Seago was prepared to invoke her Fifth Amendment privilege against self-incrimination if she was not granted immunity by the court, compelling her to testify at trial. Cooper granted Seago limited immunity and ordered her to testify at Durham's request.
She testified about her work at Fusion GPS researching Trump but said she was unaware of who the client was until after the election.
Seago said that she had met Sussmann once in summer 2016 at Perkins Coie in addition to Elias, Fusion GPS founding partner Peter Fritsch, and Sussmann's client, Joffe, regarding the allegations of the Trump Organization's secret communications with Alfa Bank.
She, Fritsch, and another Fusion GPS researcher also met with then-Slate reporter Frank Foer in fall 2016 prior to the election regarding the allegations as Foer was already investigating them.
Seago also worked on the Alfa Bank allegations directly with Joffe, who she said seemed knowledgeable about matters related to servers and was the one who suggested the potential contact between the Trump Organization and Alfa Bank servers.
She mentioned that she had no knowledge of the FBI investigating the allegations.

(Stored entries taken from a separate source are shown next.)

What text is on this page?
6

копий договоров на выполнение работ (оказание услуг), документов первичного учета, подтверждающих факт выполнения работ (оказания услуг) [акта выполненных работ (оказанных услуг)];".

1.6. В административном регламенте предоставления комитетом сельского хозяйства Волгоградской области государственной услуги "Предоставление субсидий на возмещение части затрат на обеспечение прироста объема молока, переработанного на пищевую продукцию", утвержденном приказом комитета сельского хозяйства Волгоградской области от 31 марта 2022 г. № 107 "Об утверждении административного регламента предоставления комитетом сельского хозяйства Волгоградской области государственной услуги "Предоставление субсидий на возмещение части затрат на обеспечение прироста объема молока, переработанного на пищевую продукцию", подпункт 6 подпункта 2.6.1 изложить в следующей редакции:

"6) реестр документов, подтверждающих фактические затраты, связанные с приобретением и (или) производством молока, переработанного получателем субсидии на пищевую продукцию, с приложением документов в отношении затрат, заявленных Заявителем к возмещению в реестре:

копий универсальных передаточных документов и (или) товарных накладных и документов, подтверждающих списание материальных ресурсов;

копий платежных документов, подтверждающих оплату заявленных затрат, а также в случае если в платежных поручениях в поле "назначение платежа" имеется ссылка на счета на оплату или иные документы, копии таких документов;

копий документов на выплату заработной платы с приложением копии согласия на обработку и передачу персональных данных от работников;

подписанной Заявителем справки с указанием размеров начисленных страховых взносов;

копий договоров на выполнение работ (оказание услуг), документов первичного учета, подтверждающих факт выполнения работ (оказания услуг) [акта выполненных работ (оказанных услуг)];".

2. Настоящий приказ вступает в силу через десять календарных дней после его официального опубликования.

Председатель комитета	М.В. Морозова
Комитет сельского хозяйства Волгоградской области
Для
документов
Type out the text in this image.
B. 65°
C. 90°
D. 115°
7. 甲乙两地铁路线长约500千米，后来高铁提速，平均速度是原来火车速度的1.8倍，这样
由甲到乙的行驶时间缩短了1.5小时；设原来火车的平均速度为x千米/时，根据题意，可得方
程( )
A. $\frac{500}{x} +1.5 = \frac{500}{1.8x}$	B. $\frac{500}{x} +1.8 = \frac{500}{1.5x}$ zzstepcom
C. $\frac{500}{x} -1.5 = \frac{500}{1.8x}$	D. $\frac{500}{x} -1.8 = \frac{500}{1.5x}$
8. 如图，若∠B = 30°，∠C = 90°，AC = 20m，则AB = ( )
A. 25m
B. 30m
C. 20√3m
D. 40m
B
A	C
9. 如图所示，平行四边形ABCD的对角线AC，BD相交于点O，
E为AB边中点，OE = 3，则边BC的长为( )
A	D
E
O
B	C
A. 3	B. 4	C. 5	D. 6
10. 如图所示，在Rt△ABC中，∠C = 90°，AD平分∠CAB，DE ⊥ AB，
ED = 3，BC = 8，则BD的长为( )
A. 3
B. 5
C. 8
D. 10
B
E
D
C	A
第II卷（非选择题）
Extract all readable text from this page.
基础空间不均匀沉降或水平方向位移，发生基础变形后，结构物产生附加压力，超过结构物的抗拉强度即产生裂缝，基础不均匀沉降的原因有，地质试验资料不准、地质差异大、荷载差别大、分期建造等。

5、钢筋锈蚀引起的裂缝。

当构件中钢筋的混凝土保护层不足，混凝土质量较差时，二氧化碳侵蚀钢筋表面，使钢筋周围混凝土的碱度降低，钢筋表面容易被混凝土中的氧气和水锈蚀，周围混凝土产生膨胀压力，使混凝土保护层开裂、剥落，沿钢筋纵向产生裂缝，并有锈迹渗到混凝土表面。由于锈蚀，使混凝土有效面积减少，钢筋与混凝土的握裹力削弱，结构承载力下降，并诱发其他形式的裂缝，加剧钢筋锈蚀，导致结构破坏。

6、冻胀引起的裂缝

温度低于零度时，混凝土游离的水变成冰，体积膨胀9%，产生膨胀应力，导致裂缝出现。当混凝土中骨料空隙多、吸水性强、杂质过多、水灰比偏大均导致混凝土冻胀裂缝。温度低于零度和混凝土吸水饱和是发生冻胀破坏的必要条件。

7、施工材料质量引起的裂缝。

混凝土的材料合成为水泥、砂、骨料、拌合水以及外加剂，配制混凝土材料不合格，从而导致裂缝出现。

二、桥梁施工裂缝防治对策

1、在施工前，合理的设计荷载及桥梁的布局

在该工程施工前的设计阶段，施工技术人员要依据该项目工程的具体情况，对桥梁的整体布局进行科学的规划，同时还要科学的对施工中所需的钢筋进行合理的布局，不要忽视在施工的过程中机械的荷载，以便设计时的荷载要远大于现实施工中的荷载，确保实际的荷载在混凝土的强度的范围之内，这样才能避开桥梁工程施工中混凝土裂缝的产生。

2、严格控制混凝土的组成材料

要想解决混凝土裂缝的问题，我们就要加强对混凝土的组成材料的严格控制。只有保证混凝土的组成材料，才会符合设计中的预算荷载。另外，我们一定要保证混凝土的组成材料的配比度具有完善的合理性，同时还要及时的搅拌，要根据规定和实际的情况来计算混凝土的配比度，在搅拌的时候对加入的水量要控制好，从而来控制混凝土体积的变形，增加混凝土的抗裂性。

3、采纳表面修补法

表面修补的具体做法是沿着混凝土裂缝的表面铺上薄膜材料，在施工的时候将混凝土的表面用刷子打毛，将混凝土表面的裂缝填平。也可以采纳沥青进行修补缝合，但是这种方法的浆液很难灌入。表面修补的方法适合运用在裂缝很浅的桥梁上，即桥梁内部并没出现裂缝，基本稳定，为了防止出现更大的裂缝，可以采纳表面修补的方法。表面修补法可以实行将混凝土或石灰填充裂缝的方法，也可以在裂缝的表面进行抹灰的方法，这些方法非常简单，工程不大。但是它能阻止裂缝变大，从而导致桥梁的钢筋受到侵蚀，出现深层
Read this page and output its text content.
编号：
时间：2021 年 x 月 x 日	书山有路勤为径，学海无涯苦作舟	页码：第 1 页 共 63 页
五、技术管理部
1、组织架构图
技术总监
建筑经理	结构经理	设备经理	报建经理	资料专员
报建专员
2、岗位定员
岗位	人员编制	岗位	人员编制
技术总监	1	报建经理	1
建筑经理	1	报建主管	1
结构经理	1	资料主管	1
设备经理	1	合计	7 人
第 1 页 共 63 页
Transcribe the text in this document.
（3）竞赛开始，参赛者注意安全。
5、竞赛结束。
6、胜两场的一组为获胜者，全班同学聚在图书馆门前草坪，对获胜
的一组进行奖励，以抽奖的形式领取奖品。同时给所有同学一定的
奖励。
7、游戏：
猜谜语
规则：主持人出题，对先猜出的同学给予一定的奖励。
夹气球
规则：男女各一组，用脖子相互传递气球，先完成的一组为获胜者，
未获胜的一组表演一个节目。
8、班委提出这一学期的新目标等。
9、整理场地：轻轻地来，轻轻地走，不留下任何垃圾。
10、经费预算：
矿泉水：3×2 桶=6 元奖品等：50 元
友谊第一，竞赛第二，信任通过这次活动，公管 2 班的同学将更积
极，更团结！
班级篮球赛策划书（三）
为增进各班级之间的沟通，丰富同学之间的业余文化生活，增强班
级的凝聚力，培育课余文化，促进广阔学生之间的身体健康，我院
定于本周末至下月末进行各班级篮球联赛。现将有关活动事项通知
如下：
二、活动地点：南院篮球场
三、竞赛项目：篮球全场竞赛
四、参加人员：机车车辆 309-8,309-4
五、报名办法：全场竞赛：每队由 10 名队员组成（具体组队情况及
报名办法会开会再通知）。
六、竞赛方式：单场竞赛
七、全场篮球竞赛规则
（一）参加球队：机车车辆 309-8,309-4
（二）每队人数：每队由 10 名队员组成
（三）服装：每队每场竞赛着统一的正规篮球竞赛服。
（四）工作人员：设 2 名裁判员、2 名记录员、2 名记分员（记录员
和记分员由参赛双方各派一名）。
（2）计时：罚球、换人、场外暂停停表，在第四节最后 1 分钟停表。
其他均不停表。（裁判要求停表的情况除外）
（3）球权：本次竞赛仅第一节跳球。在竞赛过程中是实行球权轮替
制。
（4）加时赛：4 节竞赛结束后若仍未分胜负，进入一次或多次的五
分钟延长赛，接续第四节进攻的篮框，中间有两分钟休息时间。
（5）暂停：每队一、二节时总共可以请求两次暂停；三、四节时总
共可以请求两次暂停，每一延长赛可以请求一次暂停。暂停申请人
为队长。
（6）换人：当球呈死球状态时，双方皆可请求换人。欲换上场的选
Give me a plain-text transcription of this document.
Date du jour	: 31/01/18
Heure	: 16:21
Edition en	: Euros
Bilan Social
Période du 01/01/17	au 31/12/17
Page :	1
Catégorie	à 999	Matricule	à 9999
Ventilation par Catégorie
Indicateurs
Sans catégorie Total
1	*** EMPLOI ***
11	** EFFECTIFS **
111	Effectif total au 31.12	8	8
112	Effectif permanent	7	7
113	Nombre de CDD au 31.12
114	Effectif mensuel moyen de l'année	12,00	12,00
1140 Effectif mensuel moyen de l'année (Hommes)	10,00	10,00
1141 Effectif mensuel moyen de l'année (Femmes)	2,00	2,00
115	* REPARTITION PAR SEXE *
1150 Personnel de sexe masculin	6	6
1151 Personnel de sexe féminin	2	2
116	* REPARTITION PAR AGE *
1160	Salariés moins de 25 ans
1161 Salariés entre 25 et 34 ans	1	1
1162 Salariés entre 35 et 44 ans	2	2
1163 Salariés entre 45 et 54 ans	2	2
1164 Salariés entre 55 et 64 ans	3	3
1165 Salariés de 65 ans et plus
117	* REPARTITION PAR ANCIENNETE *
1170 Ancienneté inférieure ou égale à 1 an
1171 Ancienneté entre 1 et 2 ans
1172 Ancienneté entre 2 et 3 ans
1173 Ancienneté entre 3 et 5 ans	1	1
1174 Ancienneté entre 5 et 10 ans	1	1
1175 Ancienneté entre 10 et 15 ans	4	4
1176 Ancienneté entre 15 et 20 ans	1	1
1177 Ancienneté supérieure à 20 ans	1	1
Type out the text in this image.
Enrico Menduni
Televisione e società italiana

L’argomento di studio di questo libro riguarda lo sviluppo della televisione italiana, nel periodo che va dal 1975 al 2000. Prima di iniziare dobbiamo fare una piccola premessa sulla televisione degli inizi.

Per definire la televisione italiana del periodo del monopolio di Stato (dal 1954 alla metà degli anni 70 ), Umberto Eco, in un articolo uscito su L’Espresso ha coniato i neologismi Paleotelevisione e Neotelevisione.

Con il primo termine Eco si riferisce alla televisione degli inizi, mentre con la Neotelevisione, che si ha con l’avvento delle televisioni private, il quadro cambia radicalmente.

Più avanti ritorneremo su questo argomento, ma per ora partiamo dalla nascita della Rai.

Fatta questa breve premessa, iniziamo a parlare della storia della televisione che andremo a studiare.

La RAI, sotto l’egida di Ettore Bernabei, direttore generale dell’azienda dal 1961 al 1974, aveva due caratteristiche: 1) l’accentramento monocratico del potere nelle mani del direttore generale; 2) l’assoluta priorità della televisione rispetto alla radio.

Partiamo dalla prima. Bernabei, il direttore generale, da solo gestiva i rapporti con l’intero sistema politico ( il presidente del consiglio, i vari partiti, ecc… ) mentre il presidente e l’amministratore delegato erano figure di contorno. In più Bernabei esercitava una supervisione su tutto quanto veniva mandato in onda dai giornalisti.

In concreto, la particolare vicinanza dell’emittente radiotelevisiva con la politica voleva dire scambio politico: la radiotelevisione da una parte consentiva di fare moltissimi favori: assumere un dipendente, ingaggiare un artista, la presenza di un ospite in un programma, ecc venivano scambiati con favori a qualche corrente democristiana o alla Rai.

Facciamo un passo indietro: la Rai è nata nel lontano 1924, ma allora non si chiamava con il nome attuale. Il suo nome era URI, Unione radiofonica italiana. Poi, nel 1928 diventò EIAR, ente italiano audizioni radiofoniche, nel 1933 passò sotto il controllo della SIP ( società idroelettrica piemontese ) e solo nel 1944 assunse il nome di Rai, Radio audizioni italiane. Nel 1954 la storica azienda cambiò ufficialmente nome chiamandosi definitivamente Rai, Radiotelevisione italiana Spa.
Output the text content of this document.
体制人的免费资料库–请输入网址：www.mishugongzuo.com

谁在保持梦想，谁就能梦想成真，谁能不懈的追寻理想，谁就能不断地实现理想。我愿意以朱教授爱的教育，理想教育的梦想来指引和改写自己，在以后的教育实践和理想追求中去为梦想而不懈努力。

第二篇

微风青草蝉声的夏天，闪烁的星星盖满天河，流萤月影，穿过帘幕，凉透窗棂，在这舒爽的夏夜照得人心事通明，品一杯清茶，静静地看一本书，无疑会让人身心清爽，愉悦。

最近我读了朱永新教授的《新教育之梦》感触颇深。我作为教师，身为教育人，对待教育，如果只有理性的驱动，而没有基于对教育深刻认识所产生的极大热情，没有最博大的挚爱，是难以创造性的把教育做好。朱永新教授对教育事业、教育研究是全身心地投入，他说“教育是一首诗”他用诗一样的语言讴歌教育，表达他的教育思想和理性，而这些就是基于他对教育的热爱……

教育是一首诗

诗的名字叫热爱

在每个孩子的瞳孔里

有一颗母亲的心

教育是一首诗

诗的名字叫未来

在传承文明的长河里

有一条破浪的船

Fine, a Clinton campaign lawyer who worked for Elias, said that she worked with Fusion GPS regarding Trump-related litigation but was unaware of the Alfa Bank allegations.
The trial is being held in the U.S. District Court for the District of Columbia before Judge Christopher Cooper. The proceeding started Monday with the seating of 16 jurors, four of whom are alternates who will not be announced until just before jury deliberations.
Sussmann, a former federal prosecutor, has pleaded not guilty to the charge. If found guilty, he faces up to five years in prison.
In opening statements, the Durham team suggested Sussmann attempted to use his influence to manipulate the FBI and create an "October surprise" to swing the presidential race for Clinton over GOP nominee Donald Trump.
He is the first person to go to trial in Durham's probe into the origins of the now-discredited Trump-Russia collusion tale.
On Tuesday, FBI Special Agents David Martin and Scott Hellman were the prosecution's first two witnesses, followed by Neustar employee Steve DeJong.